Ketidakhadiran kubu Olivia Nathania selama panggilan eksekusi ini disorot oleh pihak pengadilan. Terlebih lagi, kasus penipuan CPNS bodong ini menelan korban mencapai 179 orang. Pihak pengadilan berjanji akan mengambil tindakan tegas jika pihak termohon terus-menerus menghindari kewajibannya.
“Makanya Pak Ketua bilang ‘Kami atensi terhadap eksekusi ini dan kami pastikan setelah Rabu depan, tanggal 11, mereka gak datang, langsung ya surat yang kami tadi serahkan pada Ketua Pengadilan untuk disita, itu akan kami jalankan’,” terang Odie Hudiyanto.
Lebih lanjut, Odie Hudiyanto membeberkan data-data aset yang akan dieksekusi sudah diserahkan kepada pihak pengadilan.

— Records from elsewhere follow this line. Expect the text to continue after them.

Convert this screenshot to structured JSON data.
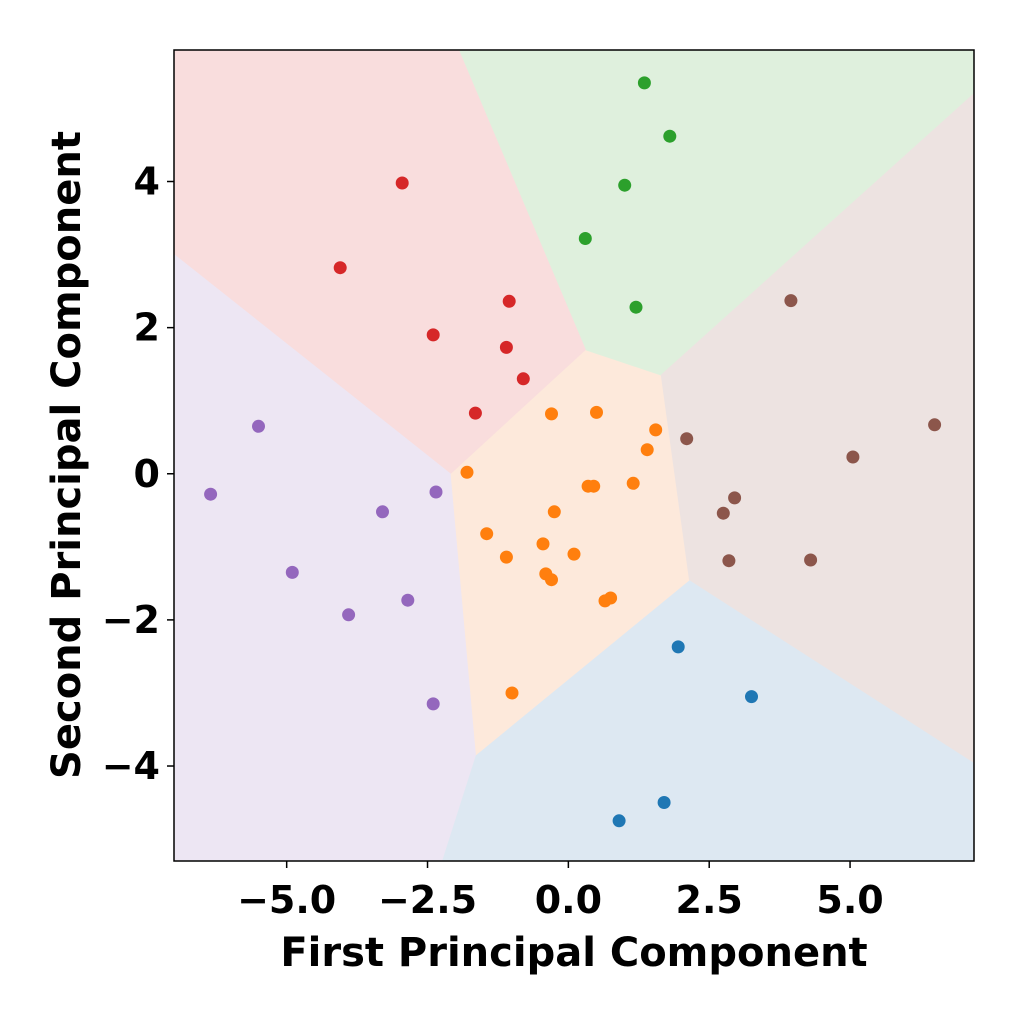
{
  "chart_data": {
    "type": "scatter",
    "title": "",
    "xlabel": "First Principal Component",
    "ylabel": "Second Principal Component",
    "xlim": [
      -7.0,
      7.2
    ],
    "ylim": [
      -5.3,
      5.8
    ],
    "grid": false,
    "legend": "none",
    "x_ticks": [
      {
        "value": -5.0,
        "label": "−5.0"
      },
      {
        "value": -2.5,
        "label": "−2.5"
      },
      {
        "value": 0.0,
        "label": "0.0"
      },
      {
        "value": 2.5,
        "label": "2.5"
      },
      {
        "value": 5.0,
        "label": "5.0"
      }
    ],
    "y_ticks": [
      {
        "value": -4,
        "label": "−4"
      },
      {
        "value": -2,
        "label": "−2"
      },
      {
        "value": 0,
        "label": "0"
      },
      {
        "value": 2,
        "label": "2"
      },
      {
        "value": 4,
        "label": "4"
      }
    ],
    "regions": [
      {
        "cluster": 0,
        "fill": "#dde8f2",
        "polygon": [
          [
            -2.25,
            -5.3
          ],
          [
            -1.65,
            -3.85
          ],
          [
            2.15,
            -1.45
          ],
          [
            7.2,
            -3.95
          ],
          [
            7.2,
            -5.3
          ]
        ]
      },
      {
        "cluster": 1,
        "fill": "#fde9db",
        "polygon": [
          [
            -2.1,
            0.0
          ],
          [
            -1.65,
            -3.85
          ],
          [
            2.15,
            -1.45
          ],
          [
            1.65,
            1.35
          ],
          [
            0.3,
            1.7
          ]
        ]
      },
      {
        "cluster": 2,
        "fill": "#dff0dd",
        "polygon": [
          [
            -1.95,
            5.8
          ],
          [
            7.2,
            5.8
          ],
          [
            7.2,
            5.2
          ],
          [
            1.65,
            1.35
          ],
          [
            0.3,
            1.7
          ]
        ]
      },
      {
        "cluster": 3,
        "fill": "#f9dddd",
        "polygon": [
          [
            -7.0,
            5.8
          ],
          [
            -1.95,
            5.8
          ],
          [
            0.3,
            1.7
          ],
          [
            -2.1,
            0.0
          ],
          [
            -7.0,
            3.0
          ]
        ]
      },
      {
        "cluster": 4,
        "fill": "#ede6f3",
        "polygon": [
          [
            -7.0,
            3.0
          ],
          [
            -2.1,
            0.0
          ],
          [
            -1.65,
            -3.85
          ],
          [
            -2.25,
            -5.3
          ],
          [
            -7.0,
            -5.3
          ]
        ]
      },
      {
        "cluster": 5,
        "fill": "#ede3e1",
        "polygon": [
          [
            7.2,
            5.2
          ],
          [
            1.65,
            1.35
          ],
          [
            2.15,
            -1.45
          ],
          [
            7.2,
            -3.95
          ]
        ]
      }
    ],
    "series": [
      {
        "cluster": 0,
        "color": "#1f77b4",
        "x": [
          1.95,
          3.25,
          1.7,
          0.9
        ],
        "y": [
          -2.37,
          -3.05,
          -4.5,
          -4.75
        ]
      },
      {
        "cluster": 1,
        "color": "#ff7f0e",
        "x": [
          -0.3,
          0.5,
          1.55,
          1.4,
          -1.8,
          0.35,
          0.45,
          1.15,
          -0.25,
          -1.45,
          -0.45,
          -1.1,
          0.1,
          -0.4,
          -0.3,
          0.75,
          0.65,
          -1.0
        ],
        "y": [
          0.82,
          0.84,
          0.6,
          0.33,
          0.02,
          -0.17,
          -0.17,
          -0.13,
          -0.52,
          -0.82,
          -0.96,
          -1.14,
          -1.1,
          -1.37,
          -1.45,
          -1.7,
          -1.74,
          -3.0
        ]
      },
      {
        "cluster": 2,
        "color": "#2ca02c",
        "x": [
          1.35,
          1.8,
          1.0,
          0.3,
          1.2
        ],
        "y": [
          5.35,
          4.62,
          3.95,
          3.22,
          2.28
        ]
      },
      {
        "cluster": 3,
        "color": "#d62728",
        "x": [
          -2.95,
          -4.05,
          -1.05,
          -2.4,
          -1.1,
          -0.8,
          -1.65
        ],
        "y": [
          3.98,
          2.82,
          2.36,
          1.9,
          1.73,
          1.3,
          0.83
        ]
      },
      {
        "cluster": 4,
        "color": "#9467bd",
        "x": [
          -5.5,
          -6.35,
          -2.35,
          -3.3,
          -4.9,
          -2.85,
          -3.9,
          -2.4
        ],
        "y": [
          0.65,
          -0.28,
          -0.25,
          -0.52,
          -1.35,
          -1.73,
          -1.93,
          -3.15
        ]
      },
      {
        "cluster": 5,
        "color": "#8c564b",
        "x": [
          3.95,
          6.5,
          2.1,
          5.05,
          2.95,
          2.75,
          2.85,
          4.3
        ],
        "y": [
          2.37,
          0.67,
          0.48,
          0.23,
          -0.33,
          -0.54,
          -1.19,
          -1.18
        ]
      }
    ]
  }
}
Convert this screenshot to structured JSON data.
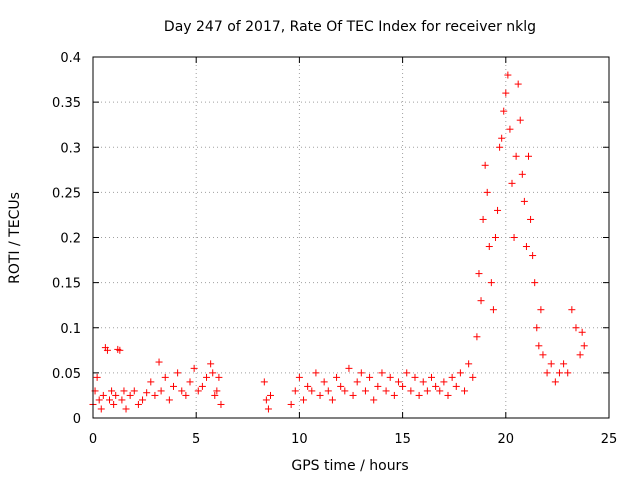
{
  "chart_data": {
    "type": "scatter",
    "title": "Day 247 of 2017, Rate Of TEC Index for receiver nklg",
    "xlabel": "GPS time / hours",
    "ylabel": "ROTI / TECUs",
    "xlim": [
      0,
      25
    ],
    "ylim": [
      0,
      0.4
    ],
    "xticks": [
      0,
      5,
      10,
      15,
      20,
      25
    ],
    "xtick_labels": [
      "0",
      "5",
      "10",
      "15",
      "20",
      "25"
    ],
    "yticks": [
      0,
      0.05,
      0.1,
      0.15,
      0.2,
      0.25,
      0.3,
      0.35,
      0.4
    ],
    "ytick_labels": [
      "0",
      "0.05",
      "0.1",
      "0.15",
      "0.2",
      "0.25",
      "0.3",
      "0.35",
      "0.4"
    ],
    "grid": true,
    "marker": "+",
    "color": "#ff0000",
    "series": [
      {
        "name": "ROTI",
        "points": [
          [
            0.0,
            0.015
          ],
          [
            0.1,
            0.03
          ],
          [
            0.2,
            0.045
          ],
          [
            0.3,
            0.02
          ],
          [
            0.4,
            0.01
          ],
          [
            0.5,
            0.025
          ],
          [
            0.6,
            0.078
          ],
          [
            0.7,
            0.075
          ],
          [
            0.8,
            0.02
          ],
          [
            0.9,
            0.03
          ],
          [
            1.0,
            0.015
          ],
          [
            1.1,
            0.025
          ],
          [
            1.2,
            0.076
          ],
          [
            1.3,
            0.075
          ],
          [
            1.4,
            0.02
          ],
          [
            1.5,
            0.03
          ],
          [
            1.6,
            0.01
          ],
          [
            1.8,
            0.025
          ],
          [
            2.0,
            0.03
          ],
          [
            2.2,
            0.015
          ],
          [
            2.4,
            0.02
          ],
          [
            2.6,
            0.028
          ],
          [
            2.8,
            0.04
          ],
          [
            3.0,
            0.025
          ],
          [
            3.2,
            0.062
          ],
          [
            3.3,
            0.03
          ],
          [
            3.5,
            0.045
          ],
          [
            3.7,
            0.02
          ],
          [
            3.9,
            0.035
          ],
          [
            4.1,
            0.05
          ],
          [
            4.3,
            0.03
          ],
          [
            4.5,
            0.025
          ],
          [
            4.7,
            0.04
          ],
          [
            4.9,
            0.055
          ],
          [
            5.1,
            0.03
          ],
          [
            5.3,
            0.035
          ],
          [
            5.5,
            0.045
          ],
          [
            5.7,
            0.06
          ],
          [
            5.8,
            0.05
          ],
          [
            5.9,
            0.025
          ],
          [
            6.0,
            0.03
          ],
          [
            6.1,
            0.045
          ],
          [
            6.2,
            0.015
          ],
          [
            8.3,
            0.04
          ],
          [
            8.4,
            0.02
          ],
          [
            8.5,
            0.01
          ],
          [
            8.6,
            0.025
          ],
          [
            9.6,
            0.015
          ],
          [
            9.8,
            0.03
          ],
          [
            10.0,
            0.045
          ],
          [
            10.2,
            0.02
          ],
          [
            10.4,
            0.035
          ],
          [
            10.6,
            0.03
          ],
          [
            10.8,
            0.05
          ],
          [
            11.0,
            0.025
          ],
          [
            11.2,
            0.04
          ],
          [
            11.4,
            0.03
          ],
          [
            11.6,
            0.02
          ],
          [
            11.8,
            0.045
          ],
          [
            12.0,
            0.035
          ],
          [
            12.2,
            0.03
          ],
          [
            12.4,
            0.055
          ],
          [
            12.6,
            0.025
          ],
          [
            12.8,
            0.04
          ],
          [
            13.0,
            0.05
          ],
          [
            13.2,
            0.03
          ],
          [
            13.4,
            0.045
          ],
          [
            13.6,
            0.02
          ],
          [
            13.8,
            0.035
          ],
          [
            14.0,
            0.05
          ],
          [
            14.2,
            0.03
          ],
          [
            14.4,
            0.045
          ],
          [
            14.6,
            0.025
          ],
          [
            14.8,
            0.04
          ],
          [
            15.0,
            0.035
          ],
          [
            15.2,
            0.05
          ],
          [
            15.4,
            0.03
          ],
          [
            15.6,
            0.045
          ],
          [
            15.8,
            0.025
          ],
          [
            16.0,
            0.04
          ],
          [
            16.2,
            0.03
          ],
          [
            16.4,
            0.045
          ],
          [
            16.6,
            0.035
          ],
          [
            16.8,
            0.03
          ],
          [
            17.0,
            0.04
          ],
          [
            17.2,
            0.025
          ],
          [
            17.4,
            0.045
          ],
          [
            17.6,
            0.035
          ],
          [
            17.8,
            0.05
          ],
          [
            18.0,
            0.03
          ],
          [
            18.2,
            0.06
          ],
          [
            18.4,
            0.045
          ],
          [
            18.6,
            0.09
          ],
          [
            18.7,
            0.16
          ],
          [
            18.8,
            0.13
          ],
          [
            18.9,
            0.22
          ],
          [
            19.0,
            0.28
          ],
          [
            19.1,
            0.25
          ],
          [
            19.2,
            0.19
          ],
          [
            19.3,
            0.15
          ],
          [
            19.4,
            0.12
          ],
          [
            19.5,
            0.2
          ],
          [
            19.6,
            0.23
          ],
          [
            19.7,
            0.3
          ],
          [
            19.8,
            0.31
          ],
          [
            19.9,
            0.34
          ],
          [
            20.0,
            0.36
          ],
          [
            20.1,
            0.38
          ],
          [
            20.2,
            0.32
          ],
          [
            20.3,
            0.26
          ],
          [
            20.4,
            0.2
          ],
          [
            20.5,
            0.29
          ],
          [
            20.6,
            0.37
          ],
          [
            20.7,
            0.33
          ],
          [
            20.8,
            0.27
          ],
          [
            20.9,
            0.24
          ],
          [
            21.0,
            0.19
          ],
          [
            21.1,
            0.29
          ],
          [
            21.2,
            0.22
          ],
          [
            21.3,
            0.18
          ],
          [
            21.4,
            0.15
          ],
          [
            21.5,
            0.1
          ],
          [
            21.6,
            0.08
          ],
          [
            21.7,
            0.12
          ],
          [
            21.8,
            0.07
          ],
          [
            22.0,
            0.05
          ],
          [
            22.2,
            0.06
          ],
          [
            22.4,
            0.04
          ],
          [
            22.6,
            0.05
          ],
          [
            22.8,
            0.06
          ],
          [
            23.0,
            0.05
          ],
          [
            23.2,
            0.12
          ],
          [
            23.4,
            0.1
          ],
          [
            23.6,
            0.07
          ],
          [
            23.7,
            0.095
          ],
          [
            23.8,
            0.08
          ]
        ]
      }
    ]
  }
}
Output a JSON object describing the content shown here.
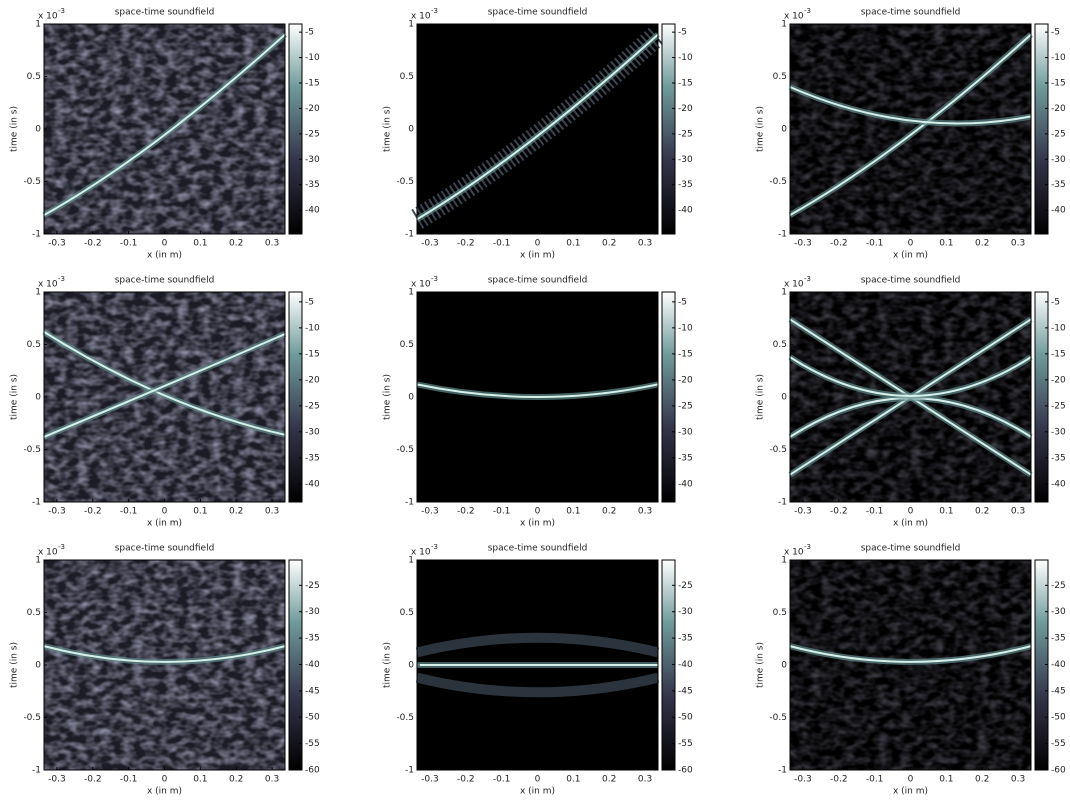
{
  "chart_data": [
    {
      "type": "heatmap",
      "title": "space-time soundfield",
      "xlabel": "x (in m)",
      "ylabel": "time (in s)",
      "y_multiplier": "x 10",
      "y_multiplier_exponent": "-3",
      "xlim": [
        -0.336,
        0.336
      ],
      "xticks": [
        -0.3,
        -0.2,
        -0.1,
        0,
        0.1,
        0.2,
        0.3
      ],
      "ylim": [
        -1,
        1
      ],
      "yticks": [
        -1,
        -0.5,
        0,
        0.5,
        1
      ],
      "clim": [
        -44.7,
        -3.4
      ],
      "cticks": [
        -40,
        -35,
        -30,
        -25,
        -20,
        -15,
        -10,
        -5
      ],
      "colormap": "bone"
    },
    {
      "type": "heatmap",
      "title": "space-time soundfield",
      "xlabel": "x (in m)",
      "ylabel": "time (in s)",
      "y_multiplier": "x 10",
      "y_multiplier_exponent": "-3",
      "xlim": [
        -0.336,
        0.336
      ],
      "xticks": [
        -0.3,
        -0.2,
        -0.1,
        0,
        0.1,
        0.2,
        0.3
      ],
      "ylim": [
        -1,
        1
      ],
      "yticks": [
        -1,
        -0.5,
        0,
        0.5,
        1
      ],
      "clim": [
        -44.7,
        -3.4
      ],
      "cticks": [
        -40,
        -35,
        -30,
        -25,
        -20,
        -15,
        -10,
        -5
      ],
      "colormap": "bone"
    },
    {
      "type": "heatmap",
      "title": "space-time soundfield",
      "xlabel": "x (in m)",
      "ylabel": "time (in s)",
      "y_multiplier": "x 10",
      "y_multiplier_exponent": "-3",
      "xlim": [
        -0.336,
        0.336
      ],
      "xticks": [
        -0.3,
        -0.2,
        -0.1,
        0,
        0.1,
        0.2,
        0.3
      ],
      "ylim": [
        -1,
        1
      ],
      "yticks": [
        -1,
        -0.5,
        0,
        0.5,
        1
      ],
      "clim": [
        -44.7,
        -3.4
      ],
      "cticks": [
        -40,
        -35,
        -30,
        -25,
        -20,
        -15,
        -10,
        -5
      ],
      "colormap": "bone"
    },
    {
      "type": "heatmap",
      "title": "space-time soundfield",
      "xlabel": "x (in m)",
      "ylabel": "time (in s)",
      "y_multiplier": "x 10",
      "y_multiplier_exponent": "-3",
      "xlim": [
        -0.336,
        0.336
      ],
      "xticks": [
        -0.3,
        -0.2,
        -0.1,
        0,
        0.1,
        0.2,
        0.3
      ],
      "ylim": [
        -1,
        1
      ],
      "yticks": [
        -1,
        -0.5,
        0,
        0.5,
        1
      ],
      "clim": [
        -43.5,
        -3.1
      ],
      "cticks": [
        -40,
        -35,
        -30,
        -25,
        -20,
        -15,
        -10,
        -5
      ],
      "colormap": "bone"
    },
    {
      "type": "heatmap",
      "title": "space-time soundfield",
      "xlabel": "x (in m)",
      "ylabel": "time (in s)",
      "y_multiplier": "x 10",
      "y_multiplier_exponent": "-3",
      "xlim": [
        -0.336,
        0.336
      ],
      "xticks": [
        -0.3,
        -0.2,
        -0.1,
        0,
        0.1,
        0.2,
        0.3
      ],
      "ylim": [
        -1,
        1
      ],
      "yticks": [
        -1,
        -0.5,
        0,
        0.5,
        1
      ],
      "clim": [
        -43.5,
        -3.1
      ],
      "cticks": [
        -40,
        -35,
        -30,
        -25,
        -20,
        -15,
        -10,
        -5
      ],
      "colormap": "bone"
    },
    {
      "type": "heatmap",
      "title": "space-time soundfield",
      "xlabel": "x (in m)",
      "ylabel": "time (in s)",
      "y_multiplier": "x 10",
      "y_multiplier_exponent": "-3",
      "xlim": [
        -0.336,
        0.336
      ],
      "xticks": [
        -0.3,
        -0.2,
        -0.1,
        0,
        0.1,
        0.2,
        0.3
      ],
      "ylim": [
        -1,
        1
      ],
      "yticks": [
        -1,
        -0.5,
        0,
        0.5,
        1
      ],
      "clim": [
        -43.5,
        -3.1
      ],
      "cticks": [
        -40,
        -35,
        -30,
        -25,
        -20,
        -15,
        -10,
        -5
      ],
      "colormap": "bone"
    },
    {
      "type": "heatmap",
      "title": "space-time soundfield",
      "xlabel": "x (in m)",
      "ylabel": "time (in s)",
      "y_multiplier": "x 10",
      "y_multiplier_exponent": "-3",
      "xlim": [
        -0.336,
        0.336
      ],
      "xticks": [
        -0.3,
        -0.2,
        -0.1,
        0,
        0.1,
        0.2,
        0.3
      ],
      "ylim": [
        -1,
        1
      ],
      "yticks": [
        -1,
        -0.5,
        0,
        0.5,
        1
      ],
      "clim": [
        -60,
        -20.2
      ],
      "cticks": [
        -60,
        -55,
        -50,
        -45,
        -40,
        -35,
        -30,
        -25
      ],
      "colormap": "bone"
    },
    {
      "type": "heatmap",
      "title": "space-time soundfield",
      "xlabel": "x (in m)",
      "ylabel": "time (in s)",
      "y_multiplier": "x 10",
      "y_multiplier_exponent": "-3",
      "xlim": [
        -0.336,
        0.336
      ],
      "xticks": [
        -0.3,
        -0.2,
        -0.1,
        0,
        0.1,
        0.2,
        0.3
      ],
      "ylim": [
        -1,
        1
      ],
      "yticks": [
        -1,
        -0.5,
        0,
        0.5,
        1
      ],
      "clim": [
        -60,
        -20.2
      ],
      "cticks": [
        -60,
        -55,
        -50,
        -45,
        -40,
        -35,
        -30,
        -25
      ],
      "colormap": "bone"
    },
    {
      "type": "heatmap",
      "title": "space-time soundfield",
      "xlabel": "x (in m)",
      "ylabel": "time (in s)",
      "y_multiplier": "x 10",
      "y_multiplier_exponent": "-3",
      "xlim": [
        -0.336,
        0.336
      ],
      "xticks": [
        -0.3,
        -0.2,
        -0.1,
        0,
        0.1,
        0.2,
        0.3
      ],
      "ylim": [
        -1,
        1
      ],
      "yticks": [
        -1,
        -0.5,
        0,
        0.5,
        1
      ],
      "clim": [
        -60,
        -20.2
      ],
      "cticks": [
        -60,
        -55,
        -50,
        -45,
        -40,
        -35,
        -30,
        -25
      ],
      "colormap": "bone"
    }
  ]
}
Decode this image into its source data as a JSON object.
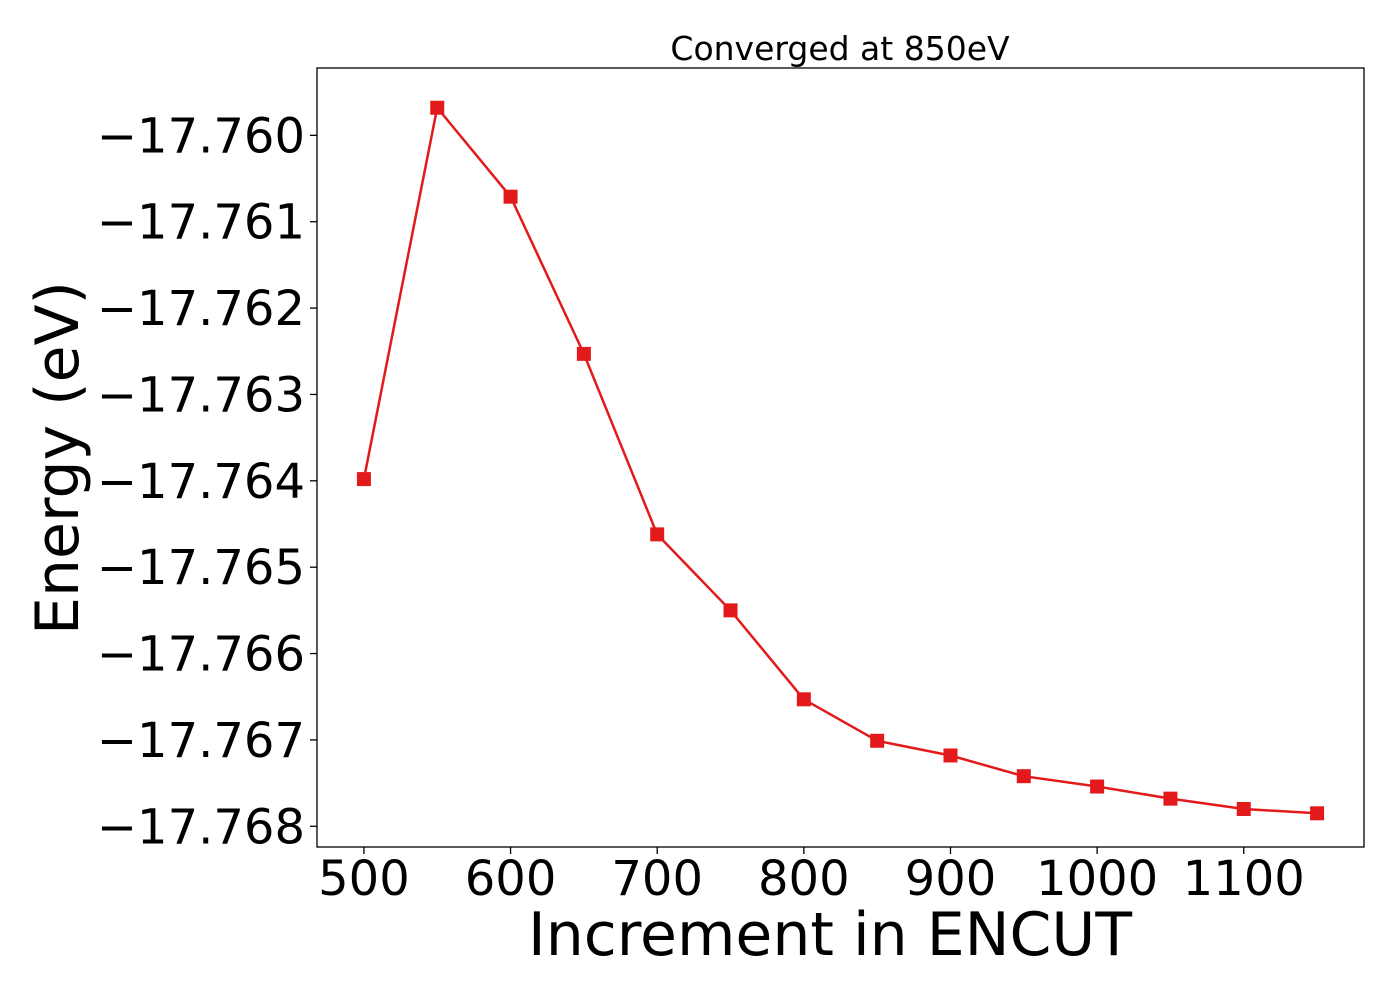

Jika panggilan terakhir ini kembali diabaikan, maka juru sita tidak akan lagi melakukan pemanggilan, melainkan langsung bergerak memblokir rekening dan menyita aset termohon.
“Pokoknya tanggal 11 surat masuk, data kami terima, kami akan perintahkan langsung pada juru sita segera sita, segera blokir aset-aset milik termohon eksekusi,” tegas Odie Hudiyanto menirukan arahan dari Ketua Pengadilan Negeri Jakarta Selatan.
Bagi 179 korban yang selama 4,5 tahun ini menanggung nestapa terjerat utang bunga bank hingga depresi berat, hal ini adalah angin segar. Kuasa hukum memastikan, proses sita paksa ini menjadi prioritas dan ditargetkan rampung sebelum libur panjang hari raya.”Betul, targetnya sebelum Lebaran sudah dilakukan sita dan blokir terhadap aset yang kita minta untuk dijalankan oleh pengadilan,” pungkasnya.
Sebagai informasi, kasus CPNS bodong ini mulai mencuat ke publik pada September 2021. Olivia Nathania dan suaminya, Rafly Tilaar, dilaporkan menjanjikan kelulusan seleksi CPNS kepada 225 orang dengan menyetor sejumlah uang.
Atas tindak pidana penipuan dan pemalsuan dokumen tersebut, Olivia Nathania telah divonis hukuman 3 tahun penjara pada 28 Maret 2022 dan dinyatakan bebas pada April 2024.
Meski masa kurungan penjara telah usai, penderitaan korban belum terbayarkan. Melalui jalur perdata, 179 orang korban menggugat Olivia Nathania, Rafly Tilaar, serta Nia Daniaty yang namanya ikut terseret karena adanya dugaan aliran dana penipuan tersebut.
Gugatan perdata itu resmi dikabulkan oleh Majelis Hakim PN Jaksel pada 13 Desember 2023. Ketiga tergugat diwajibkan untuk membayar ganti rugi secara tanggung renteng sebesar Rp 8,1 miliar kepada para korban.
Karena, pihak Olivia Nathania maupun Nia Daniaty tak kunjung membayar ganti rugi secara sukarela hingga masuk tahap aanmaning. Para korban akhirnya memohon eksekusi sita aset kepada pengadilan. Salah satu target utama penyitaan adalah rumah senilai Rp 25 miliar di kawasan Kalibata Indah, harta peninggalan mantan suami pertama Nia Daniaty (ayah kandung Olivia).